Projected CPI for 2020/2021 is at 5.5%, while projected CPI for 2021/2022 is 5.4%, Sars executive for remuneration and benefits Takalani Musekwa said.

He said Sars would be staying within the estimated national expenditure over the medium term, as was announced in the budget earlier in 2019.

The multi-term agreement is expected to bring wage-negotiation stability to the embattled revenue service.

Musekwa said Sars was able to give the increases as it had frozen posts that had opened up in 2018. He acknowledged the agreement would affect capacity at Sars, given the frozen posts, but that the agency hoped to open up more of the positions over the next three years.   
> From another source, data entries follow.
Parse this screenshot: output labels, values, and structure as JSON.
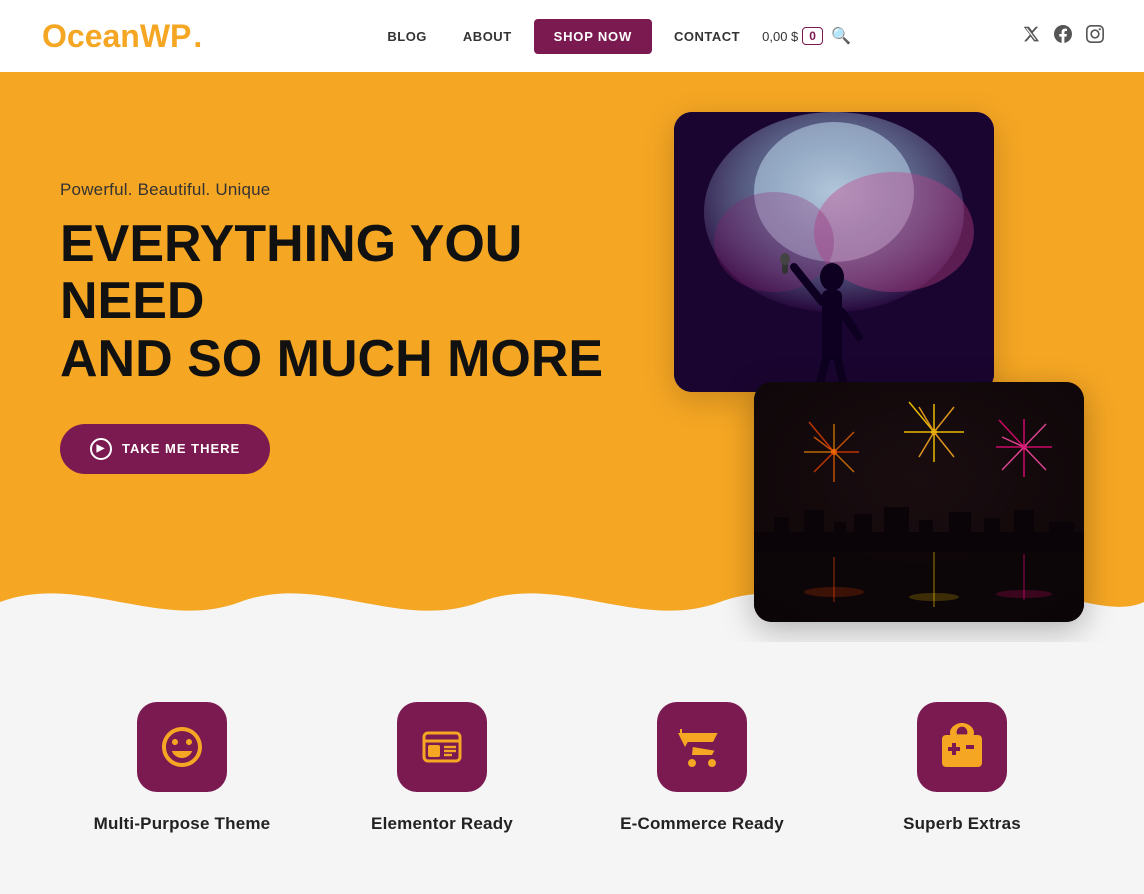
{
  "logo": {
    "text": "OceanWP",
    "dot": "."
  },
  "nav": {
    "links": [
      {
        "id": "blog",
        "label": "BLOG"
      },
      {
        "id": "about",
        "label": "ABOUT"
      },
      {
        "id": "shop-now",
        "label": "SHOP NOW",
        "highlight": true
      },
      {
        "id": "contact",
        "label": "CONTACT"
      }
    ],
    "cart": {
      "price": "0,00 $",
      "count": "0"
    },
    "social": [
      {
        "id": "twitter",
        "symbol": "𝕏"
      },
      {
        "id": "facebook",
        "symbol": "f"
      },
      {
        "id": "instagram",
        "symbol": "◻"
      }
    ]
  },
  "hero": {
    "subtitle": "Powerful. Beautiful. Unique",
    "title_line1": "EVERYTHING YOU NEED",
    "title_line2": "AND SO MUCH MORE",
    "cta_label": "TAKE ME THERE"
  },
  "features": [
    {
      "id": "multi-purpose",
      "label": "Multi-Purpose Theme",
      "icon": "😊"
    },
    {
      "id": "elementor",
      "label": "Elementor Ready",
      "icon": "🪪"
    },
    {
      "id": "ecommerce",
      "label": "E-Commerce Ready",
      "icon": "🛒"
    },
    {
      "id": "extras",
      "label": "Superb Extras",
      "icon": "🎁"
    }
  ],
  "colors": {
    "yellow": "#f5a623",
    "purple": "#7b1a50",
    "dark": "#111"
  }
}
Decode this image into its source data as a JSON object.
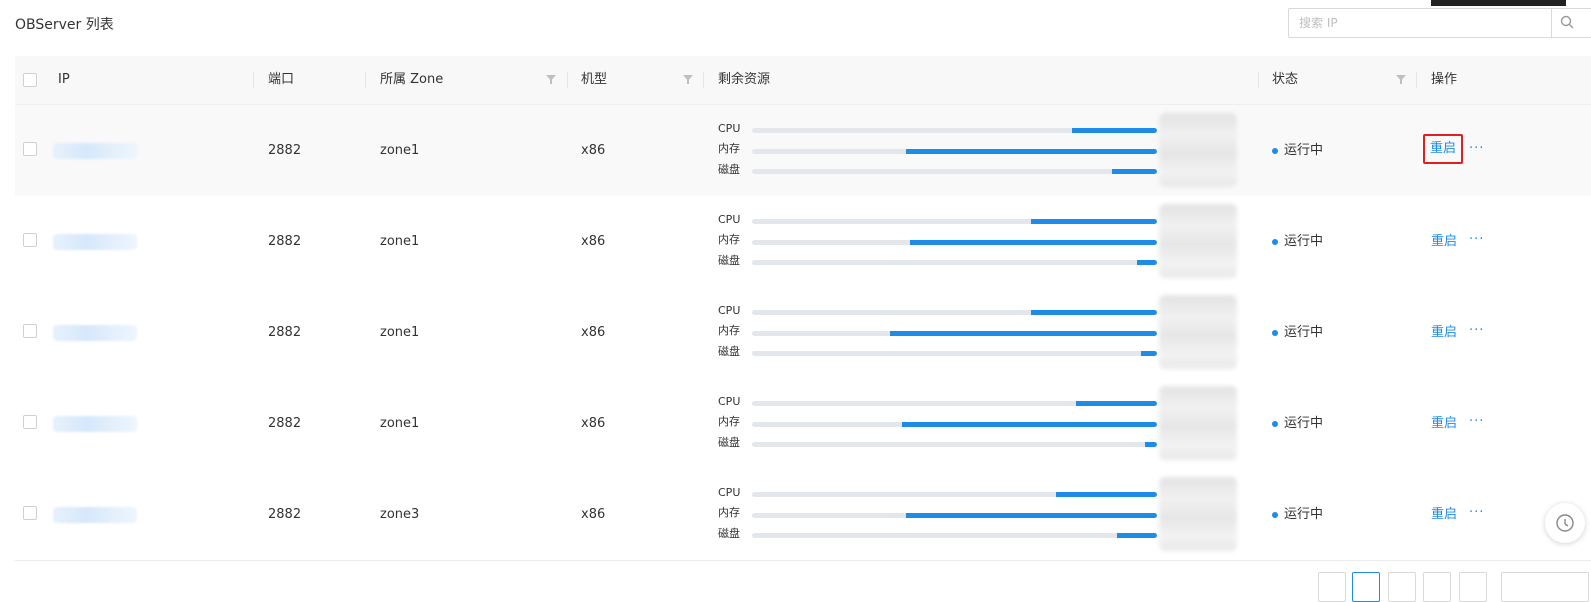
{
  "page": {
    "title": "OBServer 列表"
  },
  "search": {
    "placeholder": "搜索 IP"
  },
  "columns": {
    "ip": "IP",
    "port": "端口",
    "zone": "所属 Zone",
    "arch": "机型",
    "resources": "剩余资源",
    "status": "状态",
    "actions": "操作"
  },
  "resource_labels": {
    "cpu": "CPU",
    "memory": "内存",
    "disk": "磁盘"
  },
  "rows": [
    {
      "port": "2882",
      "zone": "zone1",
      "arch": "x86",
      "status": "运行中",
      "action": "重启",
      "cpu": 0.21,
      "memory": 0.62,
      "disk": 0.11
    },
    {
      "port": "2882",
      "zone": "zone1",
      "arch": "x86",
      "status": "运行中",
      "action": "重启",
      "cpu": 0.31,
      "memory": 0.61,
      "disk": 0.05
    },
    {
      "port": "2882",
      "zone": "zone1",
      "arch": "x86",
      "status": "运行中",
      "action": "重启",
      "cpu": 0.31,
      "memory": 0.66,
      "disk": 0.04
    },
    {
      "port": "2882",
      "zone": "zone1",
      "arch": "x86",
      "status": "运行中",
      "action": "重启",
      "cpu": 0.2,
      "memory": 0.63,
      "disk": 0.03
    },
    {
      "port": "2882",
      "zone": "zone3",
      "arch": "x86",
      "status": "运行中",
      "action": "重启",
      "cpu": 0.25,
      "memory": 0.62,
      "disk": 0.1
    }
  ],
  "colors": {
    "accent": "#1e8be6",
    "highlight": "#e02020",
    "track": "#e3e6ea"
  },
  "icons": {
    "search": "search-icon",
    "filter": "filter-icon",
    "more": "more-icon",
    "help": "help-icon"
  }
}
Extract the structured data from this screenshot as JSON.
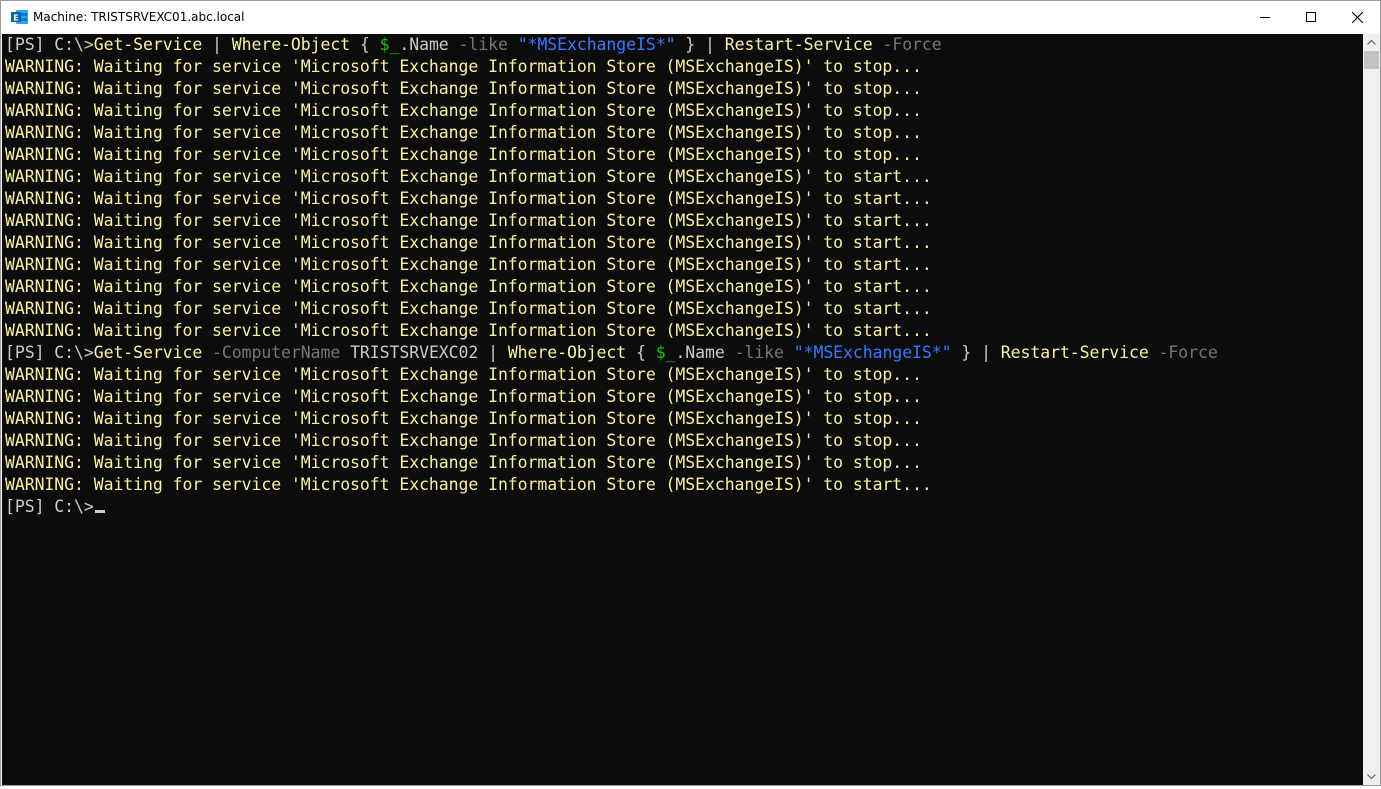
{
  "window": {
    "title": "Machine: TRISTSRVEXC01.abc.local",
    "app_icon": "exchange-management-shell-icon",
    "controls": [
      "minimize-icon",
      "maximize-icon",
      "close-icon"
    ]
  },
  "colors": {
    "console_bg": "#0c0c0c",
    "default_text": "#cccccc",
    "command": "#f9f1a5",
    "parameter": "#767676",
    "string": "#3b78ff",
    "variable": "#16c60c",
    "warning": "#f9f1a5"
  },
  "console": {
    "lines": [
      {
        "kind": "cmd",
        "segments": [
          {
            "t": "[PS] C:\\>",
            "c": "def"
          },
          {
            "t": "Get-Service",
            "c": "cmd"
          },
          {
            "t": " | ",
            "c": "def"
          },
          {
            "t": "Where-Object",
            "c": "cmd"
          },
          {
            "t": " { ",
            "c": "def"
          },
          {
            "t": "$_",
            "c": "var"
          },
          {
            "t": ".Name ",
            "c": "def"
          },
          {
            "t": "-like",
            "c": "par"
          },
          {
            "t": " ",
            "c": "def"
          },
          {
            "t": "\"*MSExchangeIS*\"",
            "c": "str"
          },
          {
            "t": " } | ",
            "c": "def"
          },
          {
            "t": "Restart-Service",
            "c": "cmd"
          },
          {
            "t": " ",
            "c": "def"
          },
          {
            "t": "-Force",
            "c": "par"
          }
        ]
      },
      {
        "kind": "warn",
        "text": "WARNING: Waiting for service 'Microsoft Exchange Information Store (MSExchangeIS)' to stop..."
      },
      {
        "kind": "warn",
        "text": "WARNING: Waiting for service 'Microsoft Exchange Information Store (MSExchangeIS)' to stop..."
      },
      {
        "kind": "warn",
        "text": "WARNING: Waiting for service 'Microsoft Exchange Information Store (MSExchangeIS)' to stop..."
      },
      {
        "kind": "warn",
        "text": "WARNING: Waiting for service 'Microsoft Exchange Information Store (MSExchangeIS)' to stop..."
      },
      {
        "kind": "warn",
        "text": "WARNING: Waiting for service 'Microsoft Exchange Information Store (MSExchangeIS)' to stop..."
      },
      {
        "kind": "warn",
        "text": "WARNING: Waiting for service 'Microsoft Exchange Information Store (MSExchangeIS)' to start..."
      },
      {
        "kind": "warn",
        "text": "WARNING: Waiting for service 'Microsoft Exchange Information Store (MSExchangeIS)' to start..."
      },
      {
        "kind": "warn",
        "text": "WARNING: Waiting for service 'Microsoft Exchange Information Store (MSExchangeIS)' to start..."
      },
      {
        "kind": "warn",
        "text": "WARNING: Waiting for service 'Microsoft Exchange Information Store (MSExchangeIS)' to start..."
      },
      {
        "kind": "warn",
        "text": "WARNING: Waiting for service 'Microsoft Exchange Information Store (MSExchangeIS)' to start..."
      },
      {
        "kind": "warn",
        "text": "WARNING: Waiting for service 'Microsoft Exchange Information Store (MSExchangeIS)' to start..."
      },
      {
        "kind": "warn",
        "text": "WARNING: Waiting for service 'Microsoft Exchange Information Store (MSExchangeIS)' to start..."
      },
      {
        "kind": "warn",
        "text": "WARNING: Waiting for service 'Microsoft Exchange Information Store (MSExchangeIS)' to start..."
      },
      {
        "kind": "cmd",
        "segments": [
          {
            "t": "[PS] C:\\>",
            "c": "def"
          },
          {
            "t": "Get-Service",
            "c": "cmd"
          },
          {
            "t": " ",
            "c": "def"
          },
          {
            "t": "-ComputerName",
            "c": "par"
          },
          {
            "t": " TRISTSRVEXC02 | ",
            "c": "def"
          },
          {
            "t": "Where-Object",
            "c": "cmd"
          },
          {
            "t": " { ",
            "c": "def"
          },
          {
            "t": "$_",
            "c": "var"
          },
          {
            "t": ".Name ",
            "c": "def"
          },
          {
            "t": "-like",
            "c": "par"
          },
          {
            "t": " ",
            "c": "def"
          },
          {
            "t": "\"*MSExchangeIS*\"",
            "c": "str"
          },
          {
            "t": " } | ",
            "c": "def"
          },
          {
            "t": "Restart-Service",
            "c": "cmd"
          },
          {
            "t": " ",
            "c": "def"
          },
          {
            "t": "-Force",
            "c": "par"
          }
        ]
      },
      {
        "kind": "warn",
        "text": "WARNING: Waiting for service 'Microsoft Exchange Information Store (MSExchangeIS)' to stop..."
      },
      {
        "kind": "warn",
        "text": "WARNING: Waiting for service 'Microsoft Exchange Information Store (MSExchangeIS)' to stop..."
      },
      {
        "kind": "warn",
        "text": "WARNING: Waiting for service 'Microsoft Exchange Information Store (MSExchangeIS)' to stop..."
      },
      {
        "kind": "warn",
        "text": "WARNING: Waiting for service 'Microsoft Exchange Information Store (MSExchangeIS)' to stop..."
      },
      {
        "kind": "warn",
        "text": "WARNING: Waiting for service 'Microsoft Exchange Information Store (MSExchangeIS)' to stop..."
      },
      {
        "kind": "warn",
        "text": "WARNING: Waiting for service 'Microsoft Exchange Information Store (MSExchangeIS)' to start..."
      },
      {
        "kind": "prompt",
        "text": "[PS] C:\\>"
      }
    ]
  }
}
He said the newly re-established illicit economy unit, the reconstituted Large Business Centre, as well as the IT department would have to be “beefed up”.

Nehawu said it is not happy with the multi-term agreement and reiterated that a single-term agreement would have been more suitable.

“In this regard, we shall continue to monitor its implementation and, where necessary, the union shall consider all possibilities to reopen the negotiations,” Nehawu’s secretariat said.

Nehawu also hit out at the PSA for signing the settlement agreement on Monday “while negotiations were still ongoing”.

“We find it unflattering that the same union that was ready to fight until the bitter end for Sars workers folded precipitately, while we believed that the employer still had an opportunity to improve the offer presented on Sunday,” Nehawu said.